Staying lean as you get older gets harder and harder each year, especially if you’re over 50. A 2013 review by the Agency for Healthcare Research and Quality found that the average weight gain is 1-2 pounds per year–and while it may not seem like that much, over time that can quickly add up.
If you’re looking to maintain a lean physique as you age, the #1 eating habit you should do is to make sure you’re eating protein at every meal.
“One of the best habits to do after the age of 50 to maintain a lean body is to eat protein at each meal and snack,” says Roxana Ehsani, MS, RD, CSSD, LDN, registered dietitian nutritionist and National Media Spokesperson for the Academy of Nutrition and Dietetics.
Ehsani explains that this is key because it requires calories to digest protein.
“So when you go to eat a piece of protein whether it’s a piece of grilled chicken breast, fish filet, a hard-boiled egg, or a handful of edamame—these protein-rich foods temporarily rev up your metabolism when working to break down and absorb the protein,” she says. “Therefore, helping you preserve not only your muscle mass, bone mass, but also help keep you lean—the more muscle mass you have the less fat mass you have.”
Plus, she adds that muscle is more metabolically active than fat mass, which means the more you have, the more you could be burning throughout the day at rest or when exercising.
“As we age, our muscle mass slowly decreases as well as our bone mass, but one way to better preserve and prolong their health is by consuming sufficient protein at each meal too,” she says, which is also backed up by research.
To add more protein to your diet, Ehsani has a few suggestions for you. Read on, and for more on how to eat healthy, don’t miss Eating Habits to Lose Abdominal Fat As You Age, Say Dietitians.
Take an inventory of what you typically eat.
“Are you eating enough protein and including a protein-rich food at each meal? Snack time? If you have a meal tracking app, you could also track it there too and see how many grams of protein you are consuming at each meal,” she says.
Add protein to foods that are not protein-rich.

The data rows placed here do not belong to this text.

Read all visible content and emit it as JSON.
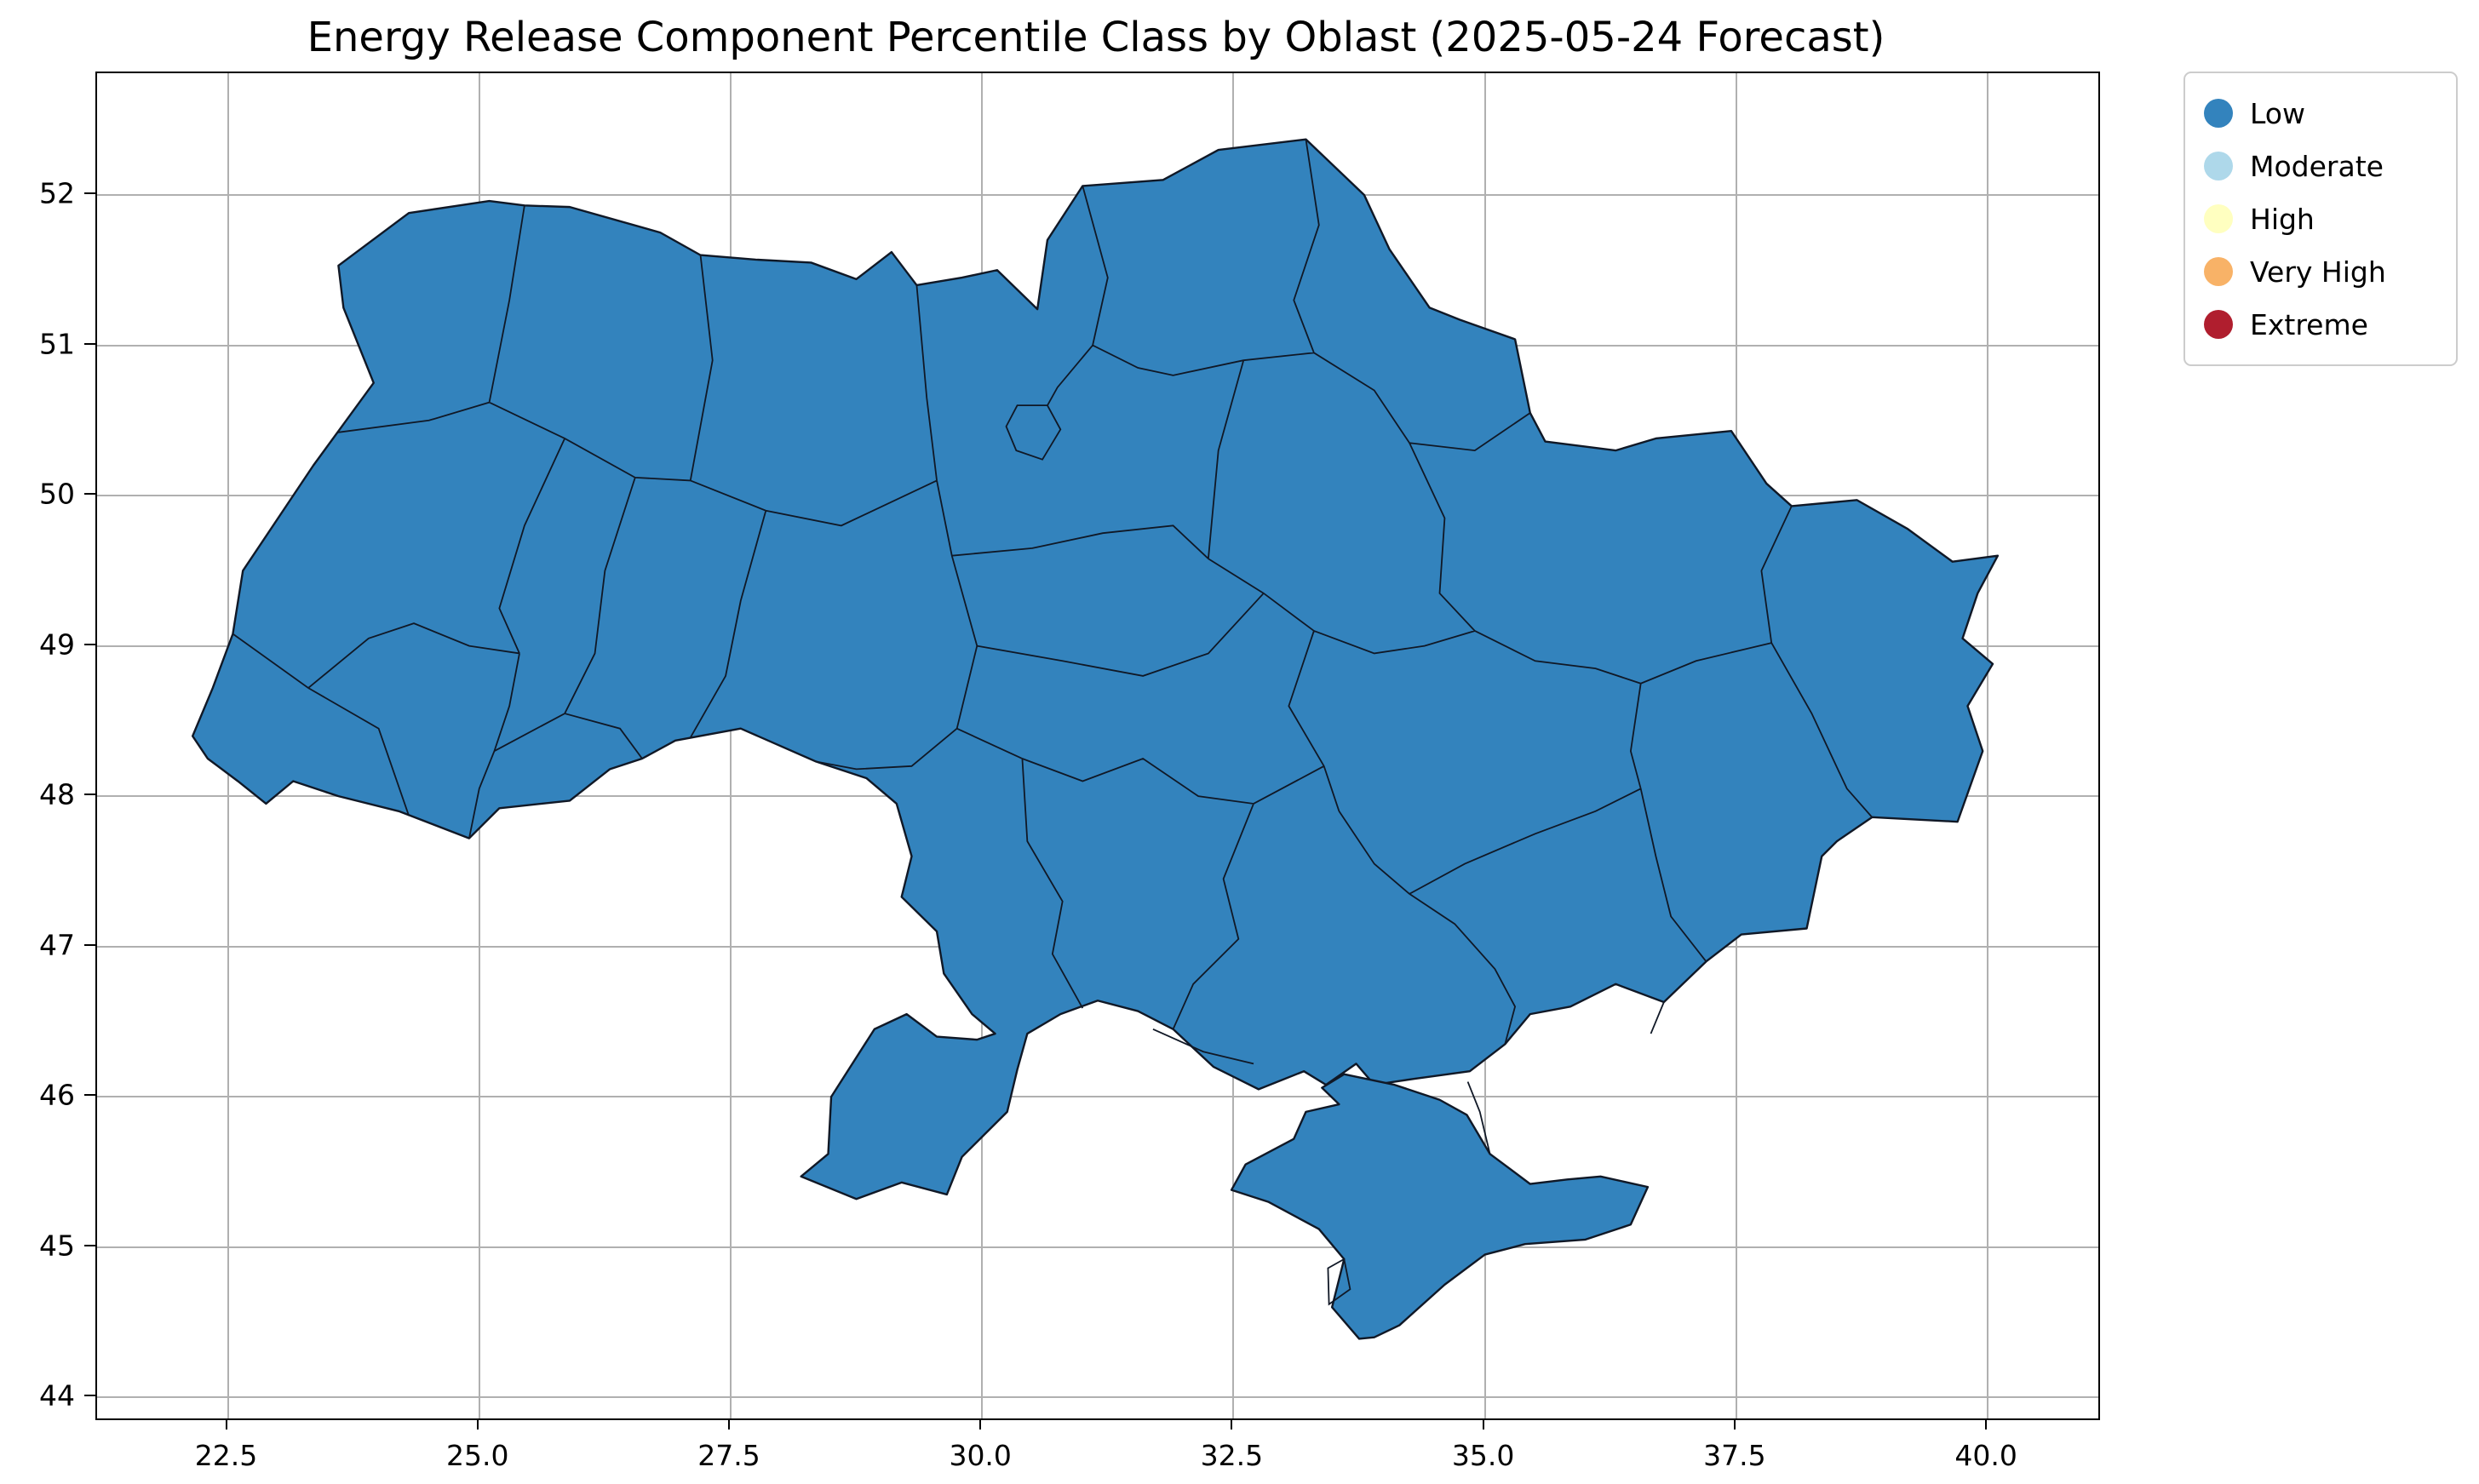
{
  "title": "Energy Release Component Percentile Class by Oblast (2025-05-24 Forecast)",
  "axes": {
    "x_range": [
      21.2,
      41.1
    ],
    "y_range": [
      43.86,
      52.81
    ],
    "x_ticks": [
      {
        "value": 22.5,
        "label": "22.5"
      },
      {
        "value": 25.0,
        "label": "25.0"
      },
      {
        "value": 27.5,
        "label": "27.5"
      },
      {
        "value": 30.0,
        "label": "30.0"
      },
      {
        "value": 32.5,
        "label": "32.5"
      },
      {
        "value": 35.0,
        "label": "35.0"
      },
      {
        "value": 37.5,
        "label": "37.5"
      },
      {
        "value": 40.0,
        "label": "40.0"
      }
    ],
    "y_ticks": [
      {
        "value": 44,
        "label": "44"
      },
      {
        "value": 45,
        "label": "45"
      },
      {
        "value": 46,
        "label": "46"
      },
      {
        "value": 47,
        "label": "47"
      },
      {
        "value": 48,
        "label": "48"
      },
      {
        "value": 49,
        "label": "49"
      },
      {
        "value": 50,
        "label": "50"
      },
      {
        "value": 51,
        "label": "51"
      },
      {
        "value": 52,
        "label": "52"
      }
    ],
    "grid": true,
    "grid_color": "#b0b0b0",
    "spine_color": "#000000"
  },
  "legend": {
    "items": [
      {
        "label": "Low",
        "color": "#3383bd"
      },
      {
        "label": "Moderate",
        "color": "#aed8ea"
      },
      {
        "label": "High",
        "color": "#ffffc0"
      },
      {
        "label": "Very High",
        "color": "#f8b267"
      },
      {
        "label": "Extreme",
        "color": "#b01e2e"
      }
    ]
  },
  "map": {
    "region": "Ukraine (oblast boundaries)",
    "fill_class": "Low",
    "border_color": "#101826"
  },
  "chart_data": {
    "type": "heatmap",
    "subtype": "choropleth-map",
    "title": "Energy Release Component Percentile Class by Oblast (2025-05-24 Forecast)",
    "forecast_date": "2025-05-24",
    "geography": "Ukraine oblasts",
    "classes": [
      "Low",
      "Moderate",
      "High",
      "Very High",
      "Extreme"
    ],
    "class_colors": [
      "#3383bd",
      "#aed8ea",
      "#ffffc0",
      "#f8b267",
      "#b01e2e"
    ],
    "observed_values": "All oblasts shown in the Low class (uniform blue fill)",
    "xlim": [
      21.2,
      41.1
    ],
    "ylim": [
      43.86,
      52.81
    ],
    "x_tick_values": [
      22.5,
      25.0,
      27.5,
      30.0,
      32.5,
      35.0,
      37.5,
      40.0
    ],
    "y_tick_values": [
      44,
      45,
      46,
      47,
      48,
      49,
      50,
      51,
      52
    ],
    "grid": true,
    "legend_position": "upper-right outside plot"
  }
}
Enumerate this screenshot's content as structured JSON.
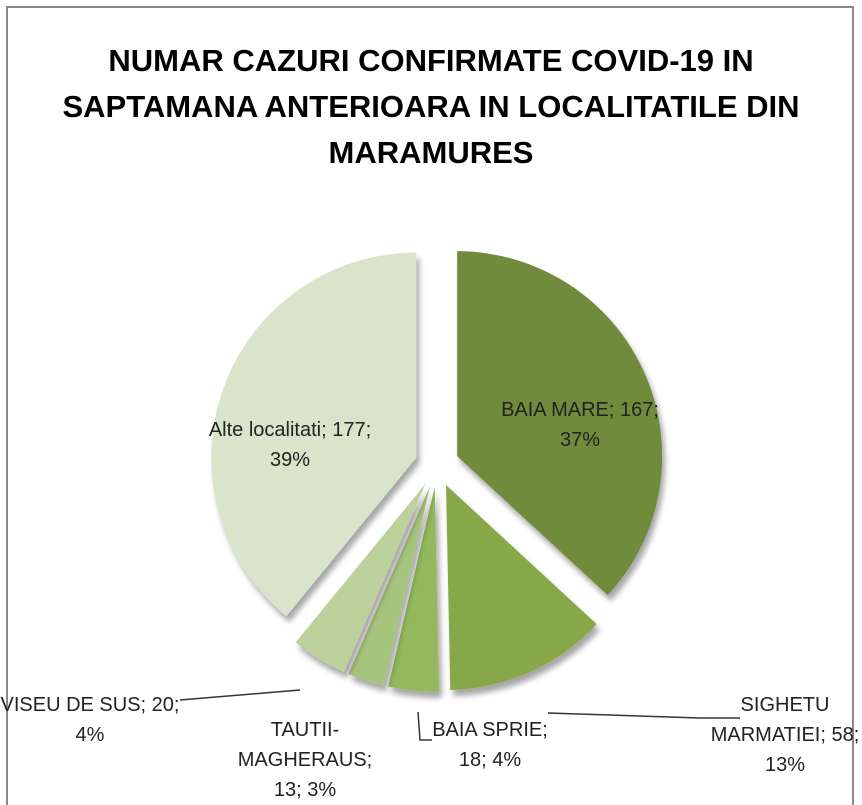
{
  "chart_data": {
    "type": "pie",
    "title": "NUMAR CAZURI CONFIRMATE COVID-19 IN SAPTAMANA ANTERIOARA IN LOCALITATILE DIN MARAMURES",
    "categories": [
      "BAIA MARE",
      "SIGHETU MARMATIEI",
      "BAIA SPRIE",
      "TAUTII-MAGHERAUS",
      "VISEU DE SUS",
      "Alte localitati"
    ],
    "values": [
      167,
      58,
      18,
      13,
      20,
      177
    ],
    "value_labels": [
      "BAIA MARE; 167; 37%",
      "SIGHETU MARMATIEI; 58; 13%",
      "BAIA SPRIE; 18; 4%",
      "TAUTII-MAGHERAUS; 13; 3%",
      "VISEU DE SUS; 20; 4%",
      "Alte localitati; 177; 39%"
    ],
    "colors": [
      "#6f8b3b",
      "#87a84a",
      "#94b85c",
      "#a7c47c",
      "#bcd19c",
      "#d9e4ca"
    ]
  }
}
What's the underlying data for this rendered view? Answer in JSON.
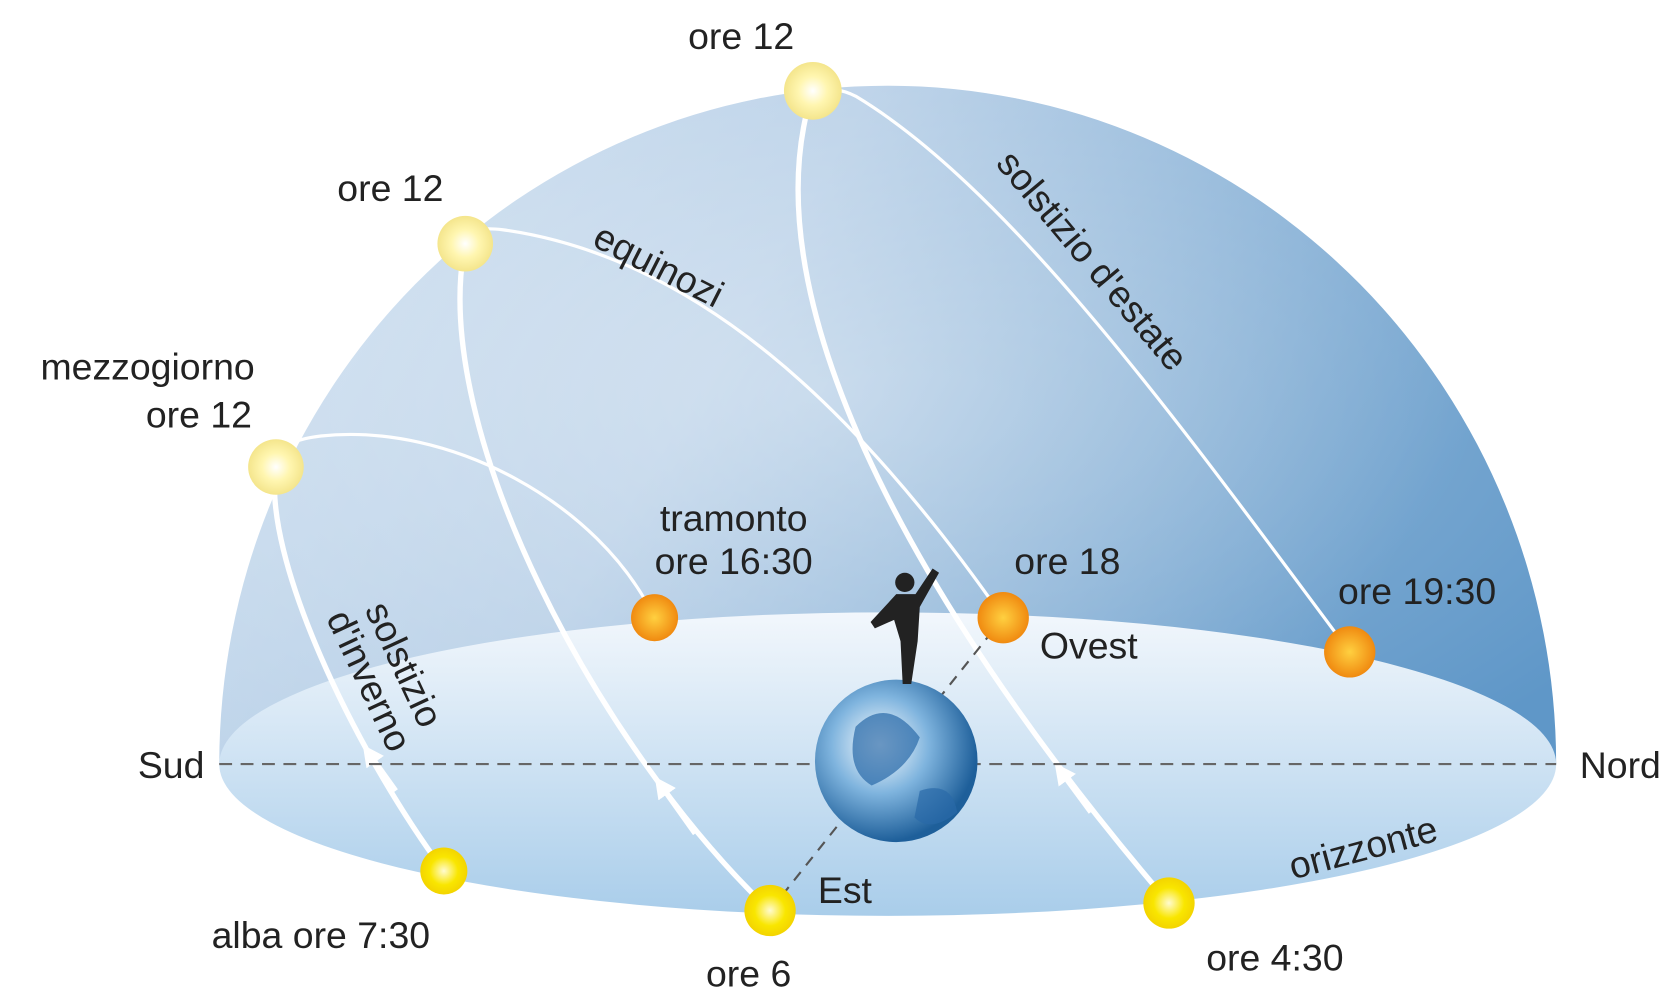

“If you typically have pancakes or a piece of toast for breakfast for example, what are you including with it? Are you adding a smear of peanut butter or almond butter or adding in an egg or two? If so, you might be good at breakfast when it comes to protein,” says Ehsani. “If you are just adding butter or cream cheese, that likely isn’t enough protein. If you are consuming a whole wheat pancake or sprouted toast for example, it might actually have a decent amount of protein, so it really depends on what you are eating.”
RELATED: 9 High-Protein Breakfast Ideas to Help You Lose Weight
Pack your lunch with protein.
“Do you include a source of protein at lunch and sufficient amounts of it? For most people, 3 oz of protein (or between 15-20 grams of protein per meal), which is equal to the size and thickness of a deck of cards is enough to include at each meal,” says Ehsani. “So if you’re just sprinkling some chickpeas on your salad at lunch, that might not be enough protein.”
Take a look at your snacks.
“Are you just having chips? Or just having fruit? Try to add in hummus, a black bean dip or add a handful of pistachios, walnuts, pumpkin seeds, or a cup of cottage cheese,” suggests Ehsani.
RELATED: 9 Best High-Protein Snacks for Rapid Weight Loss
Add plant-based proteins.
Remember adding more protein into your meals and snacks doesn’t mean you need to only eat animal sources of protein—you can get sufficient protein from eating plant-based sources of protein too like edamame, tofu, seitan, Greek yogurt, cottage cheese, nuts, seeds, sprouted grains or breads,” says Ehsani.
Finally, don’t rule out working with a Registered Dietitian Nutritionist to determine your specific protein needs and what your goals should be for protein intake. (You can find an RDN by visiting eatright.org, and clicking the “Find An Expert” tool.)